Indian cabinet approves UK India Film Co production Treaty
The government of India has given its final clearance to sign the Indo-UK Film Co production Treaty. The treaty took three years of tough negotiations and more than 15 overseas visits by the film and govt officials from the two countries. Now, the Indian producers filming in the UK will be able to save large sums of money on their production budgets, writes Pervaiz Alam.
"The Union Cabinet today (April 24, 2008) gave its approval to the Ministry of Information & Broadcasting for signing the Annex (Rules of Procedure) to the Film Co-production Agreement signed with Government of United Kingdom of Great Britain and Northern Ireland," said a govt statement issued by the state-controlled Press Information Bureau in New Delhi.
The bureau statement goes on to add: "This will enable the Indian film industry to co-produce films with the film industry of United Kingdom. The Agreement would encourage the making of films reflecting the diversity of culture and heritage of both the countries. The benefits would flow to both the Co-producers."
Savings on production budgets
In the picture, 'Shoot on Sight' (2008), featuring Brian Cox & Naseeruddin Shah, benefits from UK Tax Incentives.

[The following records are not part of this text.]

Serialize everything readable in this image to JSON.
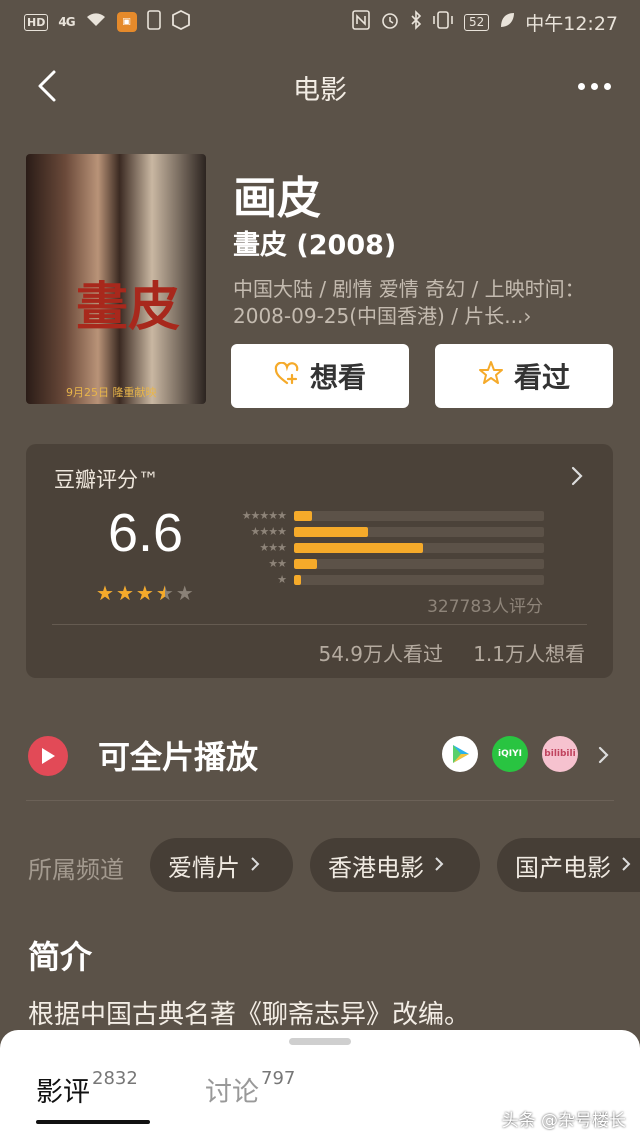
{
  "status_bar": {
    "hd": "HD",
    "signal": "4G",
    "battery": "52",
    "time": "中午12:27"
  },
  "nav": {
    "title": "电影"
  },
  "movie": {
    "poster_title": "畫皮",
    "poster_date": "9月25日 隆重献映",
    "title": "画皮",
    "original_title": "畫皮 (2008)",
    "meta": "中国大陆 / 剧情 爱情 奇幻 / 上映时间：2008-09-25(中国香港) / 片长...›"
  },
  "actions": {
    "want": "想看",
    "seen": "看过"
  },
  "rating": {
    "label": "豆瓣评分™",
    "score": "6.6",
    "stars": 3.5,
    "distribution": [
      {
        "label": "★★★★★",
        "percent": 7.1
      },
      {
        "label": "★★★★",
        "percent": 29.5
      },
      {
        "label": "★★★",
        "percent": 51.6
      },
      {
        "label": "★★",
        "percent": 9.2
      },
      {
        "label": "★",
        "percent": 2.6
      }
    ],
    "count": "327783人评分",
    "seen_count": "54.9万人看过",
    "want_count": "1.1万人想看"
  },
  "play": {
    "label": "可全片播放",
    "platforms": [
      "play-store",
      "iQIYI",
      "bilibili"
    ]
  },
  "channels": {
    "label": "所属频道",
    "items": [
      "爱情片",
      "香港电影",
      "国产电影"
    ]
  },
  "intro": {
    "heading": "简介",
    "text": "根据中国古典名著《聊斋志异》改编。"
  },
  "tabs": [
    {
      "label": "影评",
      "count": "2832"
    },
    {
      "label": "讨论",
      "count": "797"
    }
  ],
  "watermark": "头条 @杂号楼长",
  "colors": {
    "background": "#5b5248",
    "card": "#4b4239",
    "accent": "#f5aa2a",
    "play": "#e24a57"
  }
}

India EU Film Initiative has welcomed the Indian approval. The treaty will encourage a large number of Indian film producers to avail several tax incentives and film schemes in the UK. Every year, about 60 Indian films are released in the UK and some of them are shot in Britain, generating revenues between £16- £18 million for the Indian film industry. Most of them are Bollywood productions. Now, the producers filming in the UK could save more money on their production budgets through various tax incentives that will apply after the treaty, according to India EU Film Initiative.
Films can qualify as British in one of three ways. They must meet the requirements of one of the following: One of the UK's official bilateral co-production treaties; or The European Convention on Cinematographic Co-production; or the Cultural Test, according to the UK Film Council.
The UK Government currently has five active bi-lateral film co-production agreements with Australia, and Canada, France, New Zealand and South Africa. The aim of these agreements is to encourage cross cultural collaboration between film makers from both countries. They are also known as treaties.